Stochastic Answer Networks for Natural Language Inference
Xiaodong Liu, Kevin Duh, Jianfeng Gao
TL;DR
Natural language inference demands multi-step reasoning; this work introduces a stochastic answer network (SAN) that maintains a state and iteratively refines predictions over multiple passes through premise and hypothesis. SAN comprises four layers (lexicon encoding, contextual encoding, memory generation, and answer module) and uses a memory-augmented, attention-driven mechanism with stochastic prediction dropout.

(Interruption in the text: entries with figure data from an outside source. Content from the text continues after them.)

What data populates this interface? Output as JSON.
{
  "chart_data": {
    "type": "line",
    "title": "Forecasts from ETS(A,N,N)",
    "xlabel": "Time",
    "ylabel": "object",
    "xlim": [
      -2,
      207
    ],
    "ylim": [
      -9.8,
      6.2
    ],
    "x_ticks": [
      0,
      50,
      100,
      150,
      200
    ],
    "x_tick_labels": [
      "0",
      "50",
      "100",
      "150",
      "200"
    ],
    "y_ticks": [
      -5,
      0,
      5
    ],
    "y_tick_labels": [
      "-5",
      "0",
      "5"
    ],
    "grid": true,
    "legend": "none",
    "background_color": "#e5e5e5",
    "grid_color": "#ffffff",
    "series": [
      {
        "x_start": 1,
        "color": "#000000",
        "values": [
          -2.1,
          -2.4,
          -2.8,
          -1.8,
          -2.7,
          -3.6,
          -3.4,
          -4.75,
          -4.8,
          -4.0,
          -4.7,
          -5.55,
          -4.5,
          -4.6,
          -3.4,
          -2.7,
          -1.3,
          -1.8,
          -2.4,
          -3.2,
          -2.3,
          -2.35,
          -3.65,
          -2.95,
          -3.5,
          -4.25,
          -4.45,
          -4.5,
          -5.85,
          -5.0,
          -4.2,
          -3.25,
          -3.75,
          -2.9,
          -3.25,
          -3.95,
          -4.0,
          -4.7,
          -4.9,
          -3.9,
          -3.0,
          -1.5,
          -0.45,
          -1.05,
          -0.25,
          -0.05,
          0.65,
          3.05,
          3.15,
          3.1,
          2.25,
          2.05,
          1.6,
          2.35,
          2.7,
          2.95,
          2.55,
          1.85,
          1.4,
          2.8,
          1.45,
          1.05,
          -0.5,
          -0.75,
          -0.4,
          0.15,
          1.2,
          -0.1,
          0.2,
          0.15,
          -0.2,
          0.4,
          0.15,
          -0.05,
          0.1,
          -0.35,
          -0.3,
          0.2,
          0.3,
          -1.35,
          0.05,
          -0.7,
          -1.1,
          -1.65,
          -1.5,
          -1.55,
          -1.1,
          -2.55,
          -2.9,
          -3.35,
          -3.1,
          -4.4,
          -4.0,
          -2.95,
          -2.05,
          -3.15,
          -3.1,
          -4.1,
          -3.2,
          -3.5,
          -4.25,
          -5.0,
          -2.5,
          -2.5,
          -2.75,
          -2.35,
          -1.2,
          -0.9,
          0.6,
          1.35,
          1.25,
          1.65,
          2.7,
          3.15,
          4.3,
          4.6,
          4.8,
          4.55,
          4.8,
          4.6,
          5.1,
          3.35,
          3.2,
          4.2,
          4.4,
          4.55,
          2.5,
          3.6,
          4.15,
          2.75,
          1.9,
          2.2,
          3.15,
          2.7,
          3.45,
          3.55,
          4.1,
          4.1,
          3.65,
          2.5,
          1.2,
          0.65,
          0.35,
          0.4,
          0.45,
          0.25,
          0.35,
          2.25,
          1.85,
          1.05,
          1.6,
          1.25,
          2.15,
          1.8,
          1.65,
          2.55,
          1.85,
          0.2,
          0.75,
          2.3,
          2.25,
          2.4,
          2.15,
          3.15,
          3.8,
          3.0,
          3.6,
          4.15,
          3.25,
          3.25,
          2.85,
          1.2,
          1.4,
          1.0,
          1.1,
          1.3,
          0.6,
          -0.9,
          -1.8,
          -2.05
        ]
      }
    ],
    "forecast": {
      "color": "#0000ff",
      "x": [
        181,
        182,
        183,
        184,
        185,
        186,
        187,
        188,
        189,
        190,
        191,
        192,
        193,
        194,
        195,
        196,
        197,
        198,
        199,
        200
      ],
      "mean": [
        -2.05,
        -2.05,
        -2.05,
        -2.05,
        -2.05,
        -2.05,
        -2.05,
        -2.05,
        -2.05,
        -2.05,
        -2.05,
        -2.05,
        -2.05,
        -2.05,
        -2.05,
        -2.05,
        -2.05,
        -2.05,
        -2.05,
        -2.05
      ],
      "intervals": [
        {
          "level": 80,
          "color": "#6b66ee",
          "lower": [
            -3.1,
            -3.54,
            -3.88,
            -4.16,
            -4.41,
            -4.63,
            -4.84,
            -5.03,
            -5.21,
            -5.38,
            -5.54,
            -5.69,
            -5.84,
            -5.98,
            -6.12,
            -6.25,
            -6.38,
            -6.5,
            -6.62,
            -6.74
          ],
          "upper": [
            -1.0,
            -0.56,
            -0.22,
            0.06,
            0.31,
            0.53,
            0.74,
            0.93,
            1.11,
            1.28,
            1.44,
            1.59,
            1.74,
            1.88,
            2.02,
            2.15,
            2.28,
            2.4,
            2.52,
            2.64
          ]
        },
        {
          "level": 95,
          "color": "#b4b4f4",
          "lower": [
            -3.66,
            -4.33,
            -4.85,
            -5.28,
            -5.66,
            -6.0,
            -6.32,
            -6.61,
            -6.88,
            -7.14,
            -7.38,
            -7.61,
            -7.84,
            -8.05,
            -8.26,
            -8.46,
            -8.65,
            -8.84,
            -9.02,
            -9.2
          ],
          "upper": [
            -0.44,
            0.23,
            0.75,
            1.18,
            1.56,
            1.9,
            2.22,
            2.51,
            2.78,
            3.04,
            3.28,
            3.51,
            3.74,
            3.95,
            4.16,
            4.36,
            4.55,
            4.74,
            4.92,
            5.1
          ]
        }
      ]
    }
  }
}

Empirical results show SAN outperforms single-step baselines and achieves state-of-the-art on SciTail and Quora, while remaining competitive on SNLI and MultiNLI, with further gains when paired with BERT. The findings highlight the effectiveness of multi-step inference for NLI and suggest avenues for leveraging pretrained contextual embeddings and multi-task learning.
Abstract
We propose a stochastic answer network (SAN) to explore multi-step inference strategies in Natural Language Inference. Rather than directly predicting the results given the inputs, the model maintains a state and iteratively refines its predictions. Our experiments show that SAN achieves the state-of-the-art results on three benchmarks: Stanford Natural Language Inference (SNLI) dataset, MultiGenre Natural Language Inference (MultiNLI) dataset and Quora Question Pairs dataset.